I dubbi dell’esecutivo sulla possibilità di far votare alcune regioni a luglio si trasformano in uno stop. Durante il Consiglio dei Ministri, infatti, diversi esponenti del governo hanno bocciato il decreto arrivato sul tavolo dalla riunione, che prevedeva lo scenario di un voto a macchia di leopardo. L’idea originaria era quella di fissare al 2 agosto la proroga dei consigli regionali in scadenza, lasciando ai governatori la possibilità di decidere se indire il voto a luglio o a in autunno, tra settembre e ottobre. La finestra doveva essere quella delle otto settimane antecedenti il 2 agosto e dei sessanta giorni successivi. Questa strada, però, ha registrato tra l’altro l’opposizione del ministro della Salute Roberto Speranza. Davvero pensate una campagna elettorale a luglio?, il senso dei ragionamenti del responsabile della Salute, secondo quanto riferiscono alcune fonti. E ancora: teniamo chiuse le scuole e facciamo le campagne elettorali? Di conseguenza, l’esecutivo ha messo nero su bianco un meccanismo diverso: proroga al 31 agosto, possibili elezioni nelle quattro settimane precedenti e nei sessanta giorni successivi. La finestra, dunque, abbraccia questo arco temporale per le regionali: 9 agosto-1 novembre.
Fallisce, insomma, il pressing di Vincenzo De Luca, che avrebbe preferito il voto in luglio mosso forse anche da ragioni politiche simili a quelle del ligure Giovanni Toti. Proprio Toti voleva sfruttare i tempi strettissimi per evitare la spaccatura che andava profilandosi nel centrodestra. E lo stesso vale per De Luca, che per lunghi mesi ha dovuto contrastare l’ostilità della segreteria nazionale dem, orientata su un patto con gli stellati per la candidatura unitaria giallorossa del ministro Sergio Costa.
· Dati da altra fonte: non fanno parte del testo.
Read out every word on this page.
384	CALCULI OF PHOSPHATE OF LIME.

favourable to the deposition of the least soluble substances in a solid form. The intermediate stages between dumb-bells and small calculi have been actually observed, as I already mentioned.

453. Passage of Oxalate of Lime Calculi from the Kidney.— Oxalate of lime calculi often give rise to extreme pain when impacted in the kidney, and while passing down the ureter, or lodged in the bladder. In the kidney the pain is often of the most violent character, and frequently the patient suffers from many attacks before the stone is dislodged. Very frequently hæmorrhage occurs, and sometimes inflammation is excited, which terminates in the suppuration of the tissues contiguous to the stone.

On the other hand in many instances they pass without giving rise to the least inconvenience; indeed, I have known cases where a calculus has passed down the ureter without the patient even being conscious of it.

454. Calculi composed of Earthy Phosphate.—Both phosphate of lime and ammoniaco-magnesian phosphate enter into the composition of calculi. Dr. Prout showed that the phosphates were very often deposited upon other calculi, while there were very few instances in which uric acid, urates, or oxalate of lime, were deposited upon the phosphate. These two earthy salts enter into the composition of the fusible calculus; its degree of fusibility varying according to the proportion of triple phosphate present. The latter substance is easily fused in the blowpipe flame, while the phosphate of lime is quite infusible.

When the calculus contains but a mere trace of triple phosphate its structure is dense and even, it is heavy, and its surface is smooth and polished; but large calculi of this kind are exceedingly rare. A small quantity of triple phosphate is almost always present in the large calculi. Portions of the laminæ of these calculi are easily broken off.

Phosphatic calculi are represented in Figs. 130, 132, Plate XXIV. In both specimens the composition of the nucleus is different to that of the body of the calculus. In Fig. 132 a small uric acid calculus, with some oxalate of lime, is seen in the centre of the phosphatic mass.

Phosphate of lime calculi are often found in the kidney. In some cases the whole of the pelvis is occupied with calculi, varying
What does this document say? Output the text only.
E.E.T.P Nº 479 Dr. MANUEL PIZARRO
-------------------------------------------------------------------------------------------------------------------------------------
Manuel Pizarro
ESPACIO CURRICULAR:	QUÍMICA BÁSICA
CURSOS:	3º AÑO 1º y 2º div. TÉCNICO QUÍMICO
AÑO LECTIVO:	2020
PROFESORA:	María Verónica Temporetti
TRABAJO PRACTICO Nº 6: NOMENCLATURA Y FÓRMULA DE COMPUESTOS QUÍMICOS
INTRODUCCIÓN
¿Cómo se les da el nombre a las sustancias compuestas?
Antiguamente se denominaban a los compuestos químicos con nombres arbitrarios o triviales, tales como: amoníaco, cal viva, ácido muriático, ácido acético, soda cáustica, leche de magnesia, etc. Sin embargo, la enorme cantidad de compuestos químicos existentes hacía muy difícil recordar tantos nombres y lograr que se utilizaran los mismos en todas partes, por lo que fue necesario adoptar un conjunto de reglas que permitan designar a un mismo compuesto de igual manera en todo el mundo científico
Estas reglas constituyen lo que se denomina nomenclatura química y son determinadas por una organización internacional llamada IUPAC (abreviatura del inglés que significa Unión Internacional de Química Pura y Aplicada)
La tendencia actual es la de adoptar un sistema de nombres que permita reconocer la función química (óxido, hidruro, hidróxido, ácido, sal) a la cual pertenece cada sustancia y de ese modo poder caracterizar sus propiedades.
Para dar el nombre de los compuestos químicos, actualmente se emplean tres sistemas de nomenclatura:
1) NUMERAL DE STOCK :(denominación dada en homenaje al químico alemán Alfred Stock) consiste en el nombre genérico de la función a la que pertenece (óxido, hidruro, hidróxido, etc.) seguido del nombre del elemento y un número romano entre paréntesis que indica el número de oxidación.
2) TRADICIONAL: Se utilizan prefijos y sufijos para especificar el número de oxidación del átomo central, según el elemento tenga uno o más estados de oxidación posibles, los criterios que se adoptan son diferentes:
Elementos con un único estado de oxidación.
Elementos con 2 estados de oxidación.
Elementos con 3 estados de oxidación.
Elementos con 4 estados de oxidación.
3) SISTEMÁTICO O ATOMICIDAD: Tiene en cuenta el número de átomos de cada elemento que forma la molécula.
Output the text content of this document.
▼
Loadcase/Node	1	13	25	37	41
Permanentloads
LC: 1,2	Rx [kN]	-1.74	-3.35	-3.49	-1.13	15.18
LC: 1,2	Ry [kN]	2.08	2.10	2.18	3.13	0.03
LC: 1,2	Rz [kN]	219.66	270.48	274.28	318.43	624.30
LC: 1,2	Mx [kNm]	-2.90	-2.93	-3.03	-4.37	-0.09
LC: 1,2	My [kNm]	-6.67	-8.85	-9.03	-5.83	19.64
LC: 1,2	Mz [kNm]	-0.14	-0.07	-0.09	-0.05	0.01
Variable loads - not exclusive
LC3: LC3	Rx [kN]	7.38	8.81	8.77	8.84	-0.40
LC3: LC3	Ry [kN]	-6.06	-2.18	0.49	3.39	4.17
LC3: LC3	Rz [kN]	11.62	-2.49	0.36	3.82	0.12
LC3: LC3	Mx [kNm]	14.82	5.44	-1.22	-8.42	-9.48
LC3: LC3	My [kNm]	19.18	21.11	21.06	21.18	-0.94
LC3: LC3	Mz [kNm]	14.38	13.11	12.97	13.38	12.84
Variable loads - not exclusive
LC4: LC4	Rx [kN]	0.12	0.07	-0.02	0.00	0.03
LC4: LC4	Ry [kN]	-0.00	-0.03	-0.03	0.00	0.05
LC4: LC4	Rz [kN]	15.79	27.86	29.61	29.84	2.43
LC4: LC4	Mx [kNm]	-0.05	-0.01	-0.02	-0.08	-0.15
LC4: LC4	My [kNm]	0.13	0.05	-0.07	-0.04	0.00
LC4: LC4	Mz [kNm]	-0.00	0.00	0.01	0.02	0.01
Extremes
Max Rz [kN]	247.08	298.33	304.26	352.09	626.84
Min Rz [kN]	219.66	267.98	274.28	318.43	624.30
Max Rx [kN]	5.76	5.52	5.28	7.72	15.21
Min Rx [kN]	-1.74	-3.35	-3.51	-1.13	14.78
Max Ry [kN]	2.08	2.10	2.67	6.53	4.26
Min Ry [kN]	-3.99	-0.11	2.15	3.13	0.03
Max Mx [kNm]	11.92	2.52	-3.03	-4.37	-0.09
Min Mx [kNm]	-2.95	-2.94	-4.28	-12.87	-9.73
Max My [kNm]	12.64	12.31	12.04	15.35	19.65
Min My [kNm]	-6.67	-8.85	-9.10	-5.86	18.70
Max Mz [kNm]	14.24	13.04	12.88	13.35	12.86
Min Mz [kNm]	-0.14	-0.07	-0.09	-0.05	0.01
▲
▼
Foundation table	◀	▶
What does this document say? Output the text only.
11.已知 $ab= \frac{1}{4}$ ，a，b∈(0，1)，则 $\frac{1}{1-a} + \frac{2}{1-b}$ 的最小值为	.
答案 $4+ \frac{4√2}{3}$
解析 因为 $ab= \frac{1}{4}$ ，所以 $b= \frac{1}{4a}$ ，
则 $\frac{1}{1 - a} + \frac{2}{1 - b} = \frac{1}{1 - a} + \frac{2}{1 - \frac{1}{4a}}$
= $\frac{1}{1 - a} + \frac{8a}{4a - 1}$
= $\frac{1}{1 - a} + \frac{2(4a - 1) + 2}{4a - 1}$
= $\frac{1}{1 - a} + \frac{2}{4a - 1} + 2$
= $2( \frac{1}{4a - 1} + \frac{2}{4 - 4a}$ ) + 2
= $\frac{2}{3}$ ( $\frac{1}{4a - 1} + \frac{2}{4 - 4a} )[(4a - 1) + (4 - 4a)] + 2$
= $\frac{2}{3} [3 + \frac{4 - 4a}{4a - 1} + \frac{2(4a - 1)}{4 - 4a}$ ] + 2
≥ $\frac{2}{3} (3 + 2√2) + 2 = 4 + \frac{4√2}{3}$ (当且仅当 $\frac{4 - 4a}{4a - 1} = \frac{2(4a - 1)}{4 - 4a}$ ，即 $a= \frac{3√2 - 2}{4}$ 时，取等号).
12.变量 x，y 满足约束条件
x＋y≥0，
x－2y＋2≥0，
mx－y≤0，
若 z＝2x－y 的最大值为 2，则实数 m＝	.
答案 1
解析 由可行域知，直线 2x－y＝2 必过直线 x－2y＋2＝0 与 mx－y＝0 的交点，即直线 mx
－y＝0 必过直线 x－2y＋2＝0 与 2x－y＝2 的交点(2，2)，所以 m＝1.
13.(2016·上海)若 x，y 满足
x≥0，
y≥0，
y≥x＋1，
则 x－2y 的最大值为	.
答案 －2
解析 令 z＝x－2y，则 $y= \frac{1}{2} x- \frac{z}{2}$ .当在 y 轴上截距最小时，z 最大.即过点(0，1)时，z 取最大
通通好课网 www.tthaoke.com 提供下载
Per Zaia, invece, era soprattutto un problema interno all’area di centrodestra: l’intenzione era quella di chiudere in fretta la partita veneta con elezioni il 12 luglio, per dedicarsi poi alla sfida nazionale sulla leadership.
Improbabile quindi un voto in estate, che realisticamente avrebbe danneggiato l’affluenza, in un contesto dove le elezioni politiche, qualora dovessimo essere rimessi in condizione di uscire, sono l’ultimo dei pensieri degli italiani. Ma non l’ultimo pensiero di consiglieri, assessori, aspiranti governatori a quanto pare, che dovranno triplicare gli sforzi, in qualunque parte d’Italia, per ricercare pacchetti voto e non far disintegrare le reti locali di alleanze precarie e bande elettorali, che saranno pressate fortemente da richieste di favori da parte di cittadini in difficoltà, senza girarci intorno.